I perused many defining websites to find how others would describe Reiki. Many people get quite ethereal in their definitions of Reiki, which tends to only confuse those that are unfamiliar with this healing modality. It is truly very simple, though.
Rei-Ki (pronounced ray-kee) in its simplest translation from Japanese to English is as follows:
Rei = Universal
Ki = Life Force Energy (aka Chi)
All living people possess this energy. Reiki is the system which enrolls and directs this Universal Life Force specifically for healing. Healing can occur on any of the planes – physical, mental, emotional, spiritual and karmic.
A Reiki practitioner is someone who has been trained in the art of directing this energy in a series of classes, as well as becoming a clear channel for healing energy. A Reiki Master has undergone further and more intensive training, as well as an apprenticeship program, which usually lasts a year.
A Reiki Master Teacher is a Reiki Master who trained, during their Master internship, to teach others about the healing art of Reiki to those who wish to become Reiki Masters themselves. In my experience, Reiki Master Teachers have also incorporated other healing modalities in their work which has deepened their understanding of energy and healing, although this is not a necessity.
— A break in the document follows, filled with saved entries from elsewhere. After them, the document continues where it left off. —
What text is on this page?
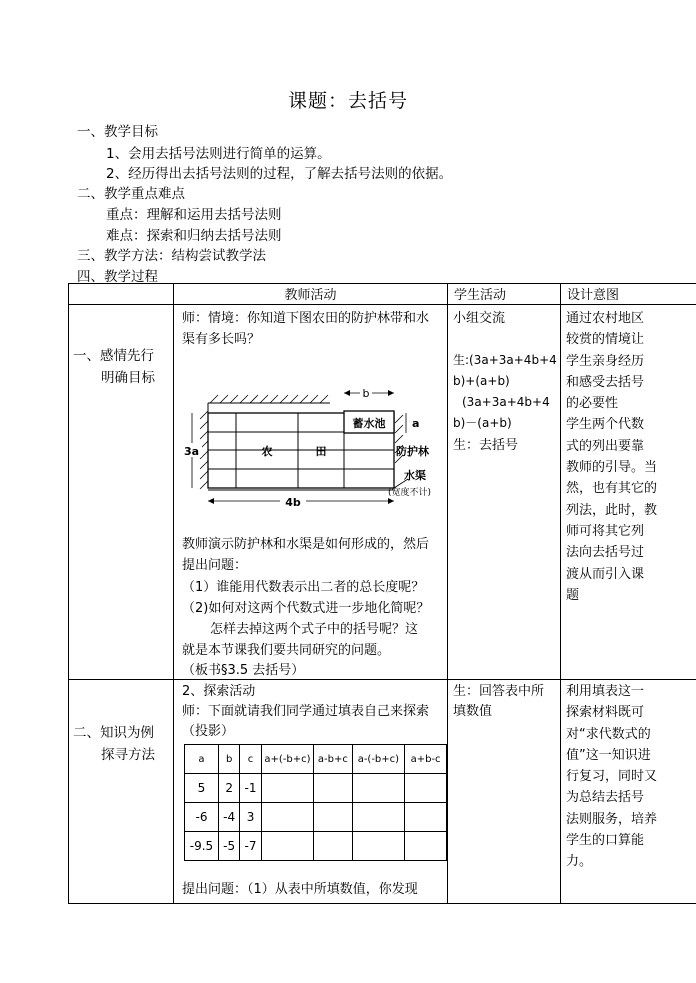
课题：去括号
一、教学目标
1、会用去括号法则进行简单的运算。
2、经历得出去括号法则的过程，了解去括号法则的依据。
二、教学重点难点
重点：理解和运用去括号法则
难点：探索和归纳去括号法则
三、教学方法：结构尝试教学法
四、教学过程
	教师活动	学生活动	设计意图

一、感情先行
明确目标

师：情境：你知道下图农田的防护林带和水
渠有多长吗？
b
蓄水池 a
3a	农	田	防护林
水渠
(宽度不计)
4b
教师演示防护林和水渠是如何形成的，然后
提出问题：
（1）谁能用代数表示出二者的总长度呢？
（2)如何对这两个代数式进一步地化简呢？
怎样去掉这两个式子中的括号呢？这
就是本节课我们要共同研究的问题。
（板书§3.5 去括号）

小组交流
生:(3a+3a+4b+4
b)+(a+b)
(3a+3a+4b+4
b)－(a+b)
生：去括号

通过农村地区
较赏的情境让
学生亲身经历
和感受去括号
的必要性
学生两个代数
式的列出要靠
教师的引导。当
然，也有其它的
列法，此时，教
师可将其它列
法向去括号过
渡从而引入课
题

二、知识为例
探寻方法

2、探索活动
师：下面就请我们同学通过填表自己来探索
（投影）
a	b	c	a+(-b+c)	a-b+c	a-(-b+c)	a+b-c
5	2	-1				
-6	-4	3				
-9.5	-5	-7				
提出问题：（1）从表中所填数值，你发现

生：回答表中所
填数值

利用填表这一
探索材料既可
对“求代数式的
值”这一知识进
行复习，同时又
为总结去括号
法则服务，培养
学生的口算能
力。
There are other titles one can pursue and acquire in Reiki, such as Grandmaster or Lineage Bearer, all of which indicate that the Reiki Practitioner has spent years gathering information, experience, and education in Reiki. Much of my research into these levels has shown that they are only active in the Western practice of Reiki and have been spawned because Reiki Masters have wanted to set themselves apart from other Reiki Masters. My experience has led me to understand that it is not the title that sets a Healer apart, but it is, rather, how the Healer carries themselves and how they embody their Gifts.
Reiki is a gentle, hands-on healing therapy which has been around for centuries and is becoming more readily accepted by traditional Western medicine communities.